Let’s go through the preliminary process to analyze your company’s cash position, its trend in cash flows, and alert you to how certain strategic decisions may impact that cash flow.
First, look at your company’s current cash position. To do this, use what Meridian has coined as “True Cash Position” which equals your cash balance on any given day minus your revolving line of credit balance.
Whether you use True Cash Position or Net Cash After Operations as a basis, your next challenge is to identify your company’s cash flow trends. If you take just a few minutes to enter these numbers (over a two to three year time frame) into a simple spreadsheet, and then produce a graph, you will easily detect trends. There is also software that can be used with your accounting software to provide the trends for you.
The best case you can hope for is an upward trend which indicates improving cash flow. Pat yourself on the back and keep doing what you’re doing. Your cash will continue to improve without any new strategies.
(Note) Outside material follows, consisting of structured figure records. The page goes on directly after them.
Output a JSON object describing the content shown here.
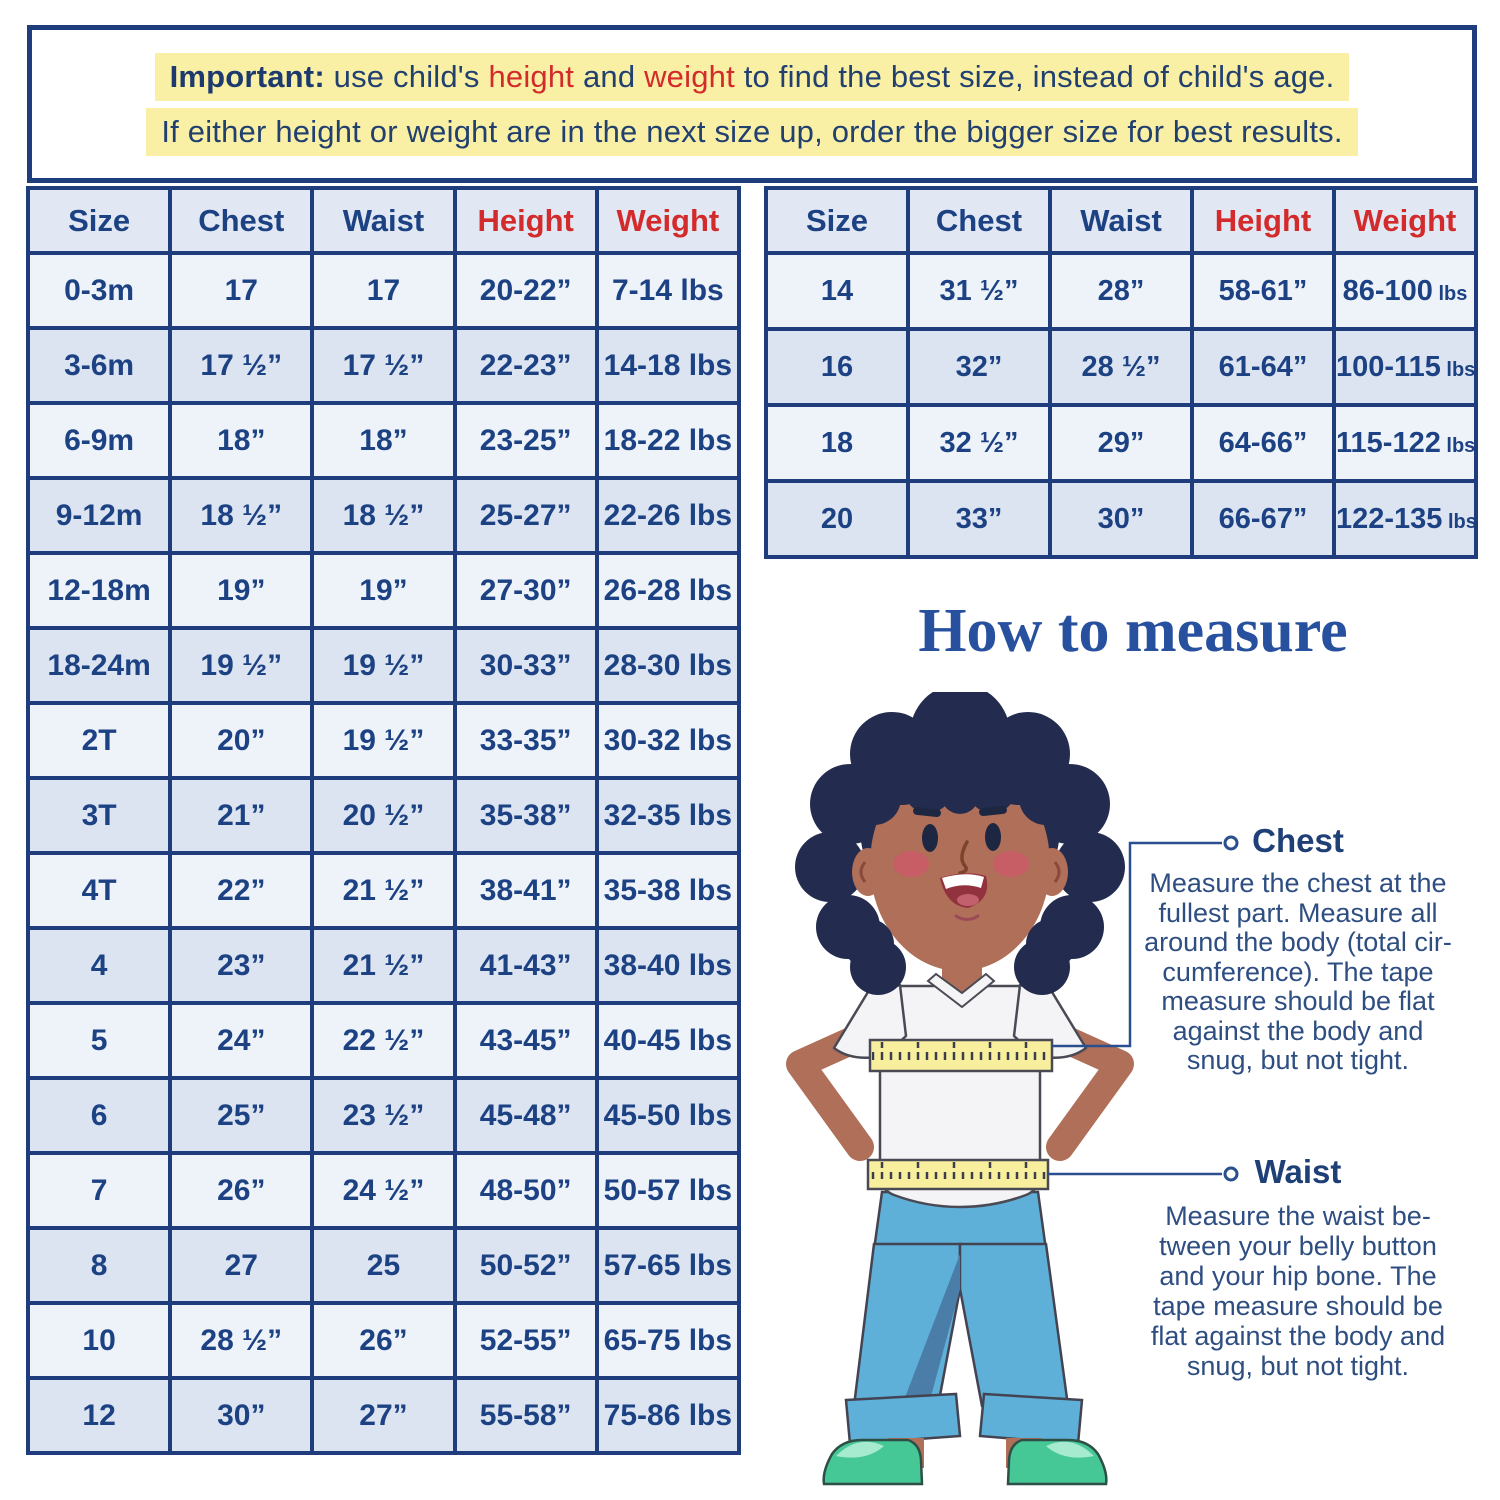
{
  "note": {
    "line1_bold": "Important:",
    "line1_part1": " use child's ",
    "line1_red1": "height",
    "line1_part2": " and ",
    "line1_red2": "weight",
    "line1_part3": " to find the best size, instead of child's age.",
    "line2": "If either height or weight are in the next size up, order the bigger size for best results."
  },
  "tables": {
    "headers": [
      "Size",
      "Chest",
      "Waist",
      "Height",
      "Weight"
    ],
    "red_headers": [
      "Height",
      "Weight"
    ],
    "left_rows": [
      [
        "0-3m",
        "17",
        "17",
        "20-22”",
        "7-14 lbs"
      ],
      [
        "3-6m",
        "17 ½”",
        "17 ½”",
        "22-23”",
        "14-18 lbs"
      ],
      [
        "6-9m",
        "18”",
        "18”",
        "23-25”",
        "18-22 lbs"
      ],
      [
        "9-12m",
        "18 ½”",
        "18 ½”",
        "25-27”",
        "22-26 lbs"
      ],
      [
        "12-18m",
        "19”",
        "19”",
        "27-30”",
        "26-28 lbs"
      ],
      [
        "18-24m",
        "19 ½”",
        "19 ½”",
        "30-33”",
        "28-30 lbs"
      ],
      [
        "2T",
        "20”",
        "19 ½”",
        "33-35”",
        "30-32 lbs"
      ],
      [
        "3T",
        "21”",
        "20 ½”",
        "35-38”",
        "32-35 lbs"
      ],
      [
        "4T",
        "22”",
        "21 ½”",
        "38-41”",
        "35-38 lbs"
      ],
      [
        "4",
        "23”",
        "21 ½”",
        "41-43”",
        "38-40 lbs"
      ],
      [
        "5",
        "24”",
        "22 ½”",
        "43-45”",
        "40-45 lbs"
      ],
      [
        "6",
        "25”",
        "23 ½”",
        "45-48”",
        "45-50 lbs"
      ],
      [
        "7",
        "26”",
        "24 ½”",
        "48-50”",
        "50-57 lbs"
      ],
      [
        "8",
        "27",
        "25",
        "50-52”",
        "57-65 lbs"
      ],
      [
        "10",
        "28 ½”",
        "26”",
        "52-55”",
        "65-75 lbs"
      ],
      [
        "12",
        "30”",
        "27”",
        "55-58”",
        "75-86 lbs"
      ]
    ],
    "right_rows": [
      [
        "14",
        "31 ½”",
        "28”",
        "58-61”",
        {
          "n": "86-100",
          "u": "lbs"
        }
      ],
      [
        "16",
        "32”",
        "28 ½”",
        "61-64”",
        {
          "n": "100-115",
          "u": "lbs"
        }
      ],
      [
        "18",
        "32 ½”",
        "29”",
        "64-66”",
        {
          "n": "115-122",
          "u": "lbs"
        }
      ],
      [
        "20",
        "33”",
        "30”",
        "66-67”",
        {
          "n": "122-135",
          "u": "lbs"
        }
      ]
    ]
  },
  "measure": {
    "title": "How to measure",
    "chest_label": "Chest",
    "chest_text": "Measure the chest at the\nfullest part. Measure all\naround the body (total cir-\ncumference). The tape\nmeasure should be flat\nagainst the body and\nsnug, but not tight.",
    "waist_label": "Waist",
    "waist_text": "Measure the waist be-\ntween your belly button\nand your hip bone. The\ntape measure should be\nflat against the body and\nsnug, but not tight."
  },
  "colors": {
    "navy_border": "#1f3d7c",
    "navy_text": "#1c4284",
    "red": "#d32b2b",
    "hl": "#faf0a5",
    "header_bg": "#e2e8f3",
    "row_light": "#eef2f9",
    "row_dark": "#dde4f1",
    "title_blue": "#27509e",
    "body_text": "#2e4e82",
    "connector": "#2a4f8f",
    "skin": "#b06f58",
    "hair": "#232c4e",
    "shirt": "#f4f4f6",
    "pants": "#5fb0d8",
    "pants_shade": "#4a7da8",
    "shoes": "#45c796",
    "shoes_light": "#a6ead0",
    "tape": "#f7ef9e",
    "ink": "#4a4a55"
  }
}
The worst case is a graph that shows a steadily declining cash flow. You absolutely must make a strategic change. Cash flow will continue to decline unless you make a strategic shift. In other words, if you keep doing what you’re doing, you’ll keep getting what you’re getting — draining all your cash.
For many companies who are seasonal or cyclical, the graph may show mixed results. Your best bet is to graph the monthly cash flows over a three-year period. This should allow you to pinpoint the cash flow peaks and valleys within any year. Your challenge is to develop a strategy that will smooth out the dips and keep cash flowing during your normally poor cash periods.
Remember during your analysis that cash flow is different from profit. Your company may be profitable, but lacking cash flow. This is just as severe a problem as a company that is having losses because eventually you will run out of cash entirely!
For a company that is profitable and shows downtrending cash flow and therefore loss of actual cash, your strategic plan must contain actions to produce cash flow in your existing business or through development of cash-flowing new opportunities.
As you look at the range of strategic opportunities, you must consider the cash flow impact of each strategy as well as the profitability and return on investment. To do this, first consider any cash outlays the action may require at the onset. Next, consider the ongoing cash inflow or outflow each action will produce over time.
Before we tackle new projects, let’s first identify strategic decisions that will produce cash internally. Some effective strategies include:
- Switching customers to EFT collection terms.
- Reducing inventory levels.
- Consolidating and refinancing loans.
- Instituting a purchase order system.
- Financing new asset purchases.
- Reducing employee turnover through hiring and retention programs.
- Reducing expenses.
- Implementing sales and marketing plans that maximize gross profit.
If you could master just the above eight items, you’d likely have a considerable impact on your existing operations cash flow. But if you are like most family business owners, you have grand growth plans. Let’s take a look at the cash flow impact of some typical growth strategies:
Acquire another business – First, you have the cash impact from the actual purchase. The acquisition normally includes an up-front cash expenditure. Next, will you be selling off any of the existing assets. If so, these sales should theoretically replenish your cash.
Next, you need to determine the ongoing cash impact of your acquisition. Your acquisition is either producing cash flow or experiencing a cash flow drain. More often than not, companies for sale are having cash flow problems, so don’t get your hopes up too high! If the cash flow is poor, you will have to make strategic changes to the acquisition’s operations to turn it around.
If your acquisition involves a company with receivables, remember that you will need additional cash to finance the extra receivables as well as regular operations.
Build a new store – Typically, if you can get the site financed and do a fabulous job with merchandising, a well-located store will be a cash flow producer within a few months of opening.
Sell off a marginal division – This is an excellent cash flow producer. Often we have sectors of our business that are just sucking cash from the bottom-line. You may find a vast cash flow improvement by getting rid of just the one bleeder in your otherwise generally good operations.
So, as you finalize your strategic plan, remember it takes more than profit to prosper, it takes cash.